By: Mandy
I recently read Tim Keller's "Prodigal God" about the parable of the Lost Son in Luke 15, so some of this thought process might be gleaned from Keller. I have been thinking about the connection between the 3 parables of that chapter, that of the lost sheep, the lost coin, and the prodigal son (or as I would call it the parable of the lost sons).
The similarities are easy to spot. Things are lost, sought after, and then there's a party! First the shepherd leaves his 99 sheep to search for the one that is lost. The woman lights a lamp, sweeps the house, and "seeks diligently until she finds" the coin. Then we have the father of two sons. His younger son asks for his inheritance early, leaves home, and squanders all that his father has given him...he is lost. But here's what caught me off guard after having read this parable and heard it preached so many times: the father does not go after the son. He stays home. That's odd...not at all like the shepherd or the woman with the coin, and isn't a lost son much more valuable and therefore pursuant-worthy than a sheep or money? Isn't God (pictured here as the father) supposed to run after us? Why doesn't the father go to the pig pen and invite his son home?
Well, ok, he does run to embrace his son when he finally returns. He welcomes him home without a guilt trip and lavishes grace and celebration on his younger son. We have to give him credit for that right? But it still doesn't seem to fit very well with the other two parables. Unless, that is, if the younger son isn't the only one who is lost. Maybe the father is seeking to find another son as he stays home.
The elder son sulks in a mood of entitlement and self-righteousness. Although he has lived with his father everyday he is farther from his father than his brother was in the pig pen! As the party goes on and the fattened calf is cooked for the guests, the elder son pouts outside. Here's where the seeking happens: "His father came out and entreated him." The father is celebrating his son who has come home, guests are filling his house, everyone is happy...but he leaves all that to seek after the hardened selfish heart of his oldest son. We don't know the end of the story. Seemingly the older son stays lost, lost in his own bitterness.

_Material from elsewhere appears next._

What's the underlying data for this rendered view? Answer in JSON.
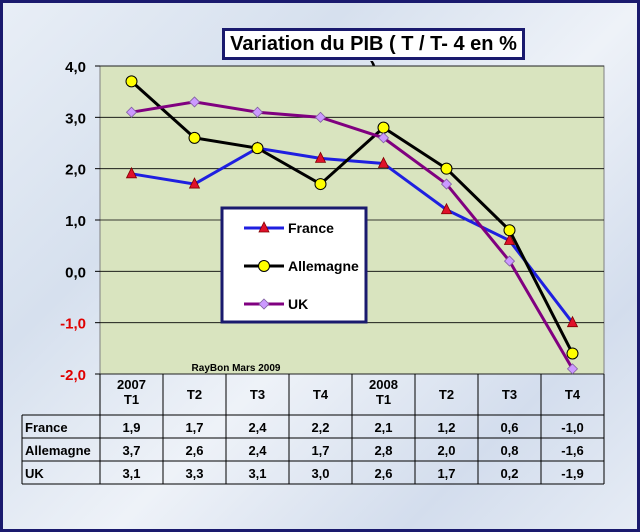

God the Father is gracious to us to seek us and lavish grace-filled patience on us. I am very much the older son usually, sulking in my own entitlement. I give in order to be given to. I serve in order to be served. And all the while God patiently pursues me, comes out from celebration to consistently invite me in. Do I really want to stay outside? I hope I respond to God's grace with celebration, joy and gratitude. Praise God for His seeking after my heart!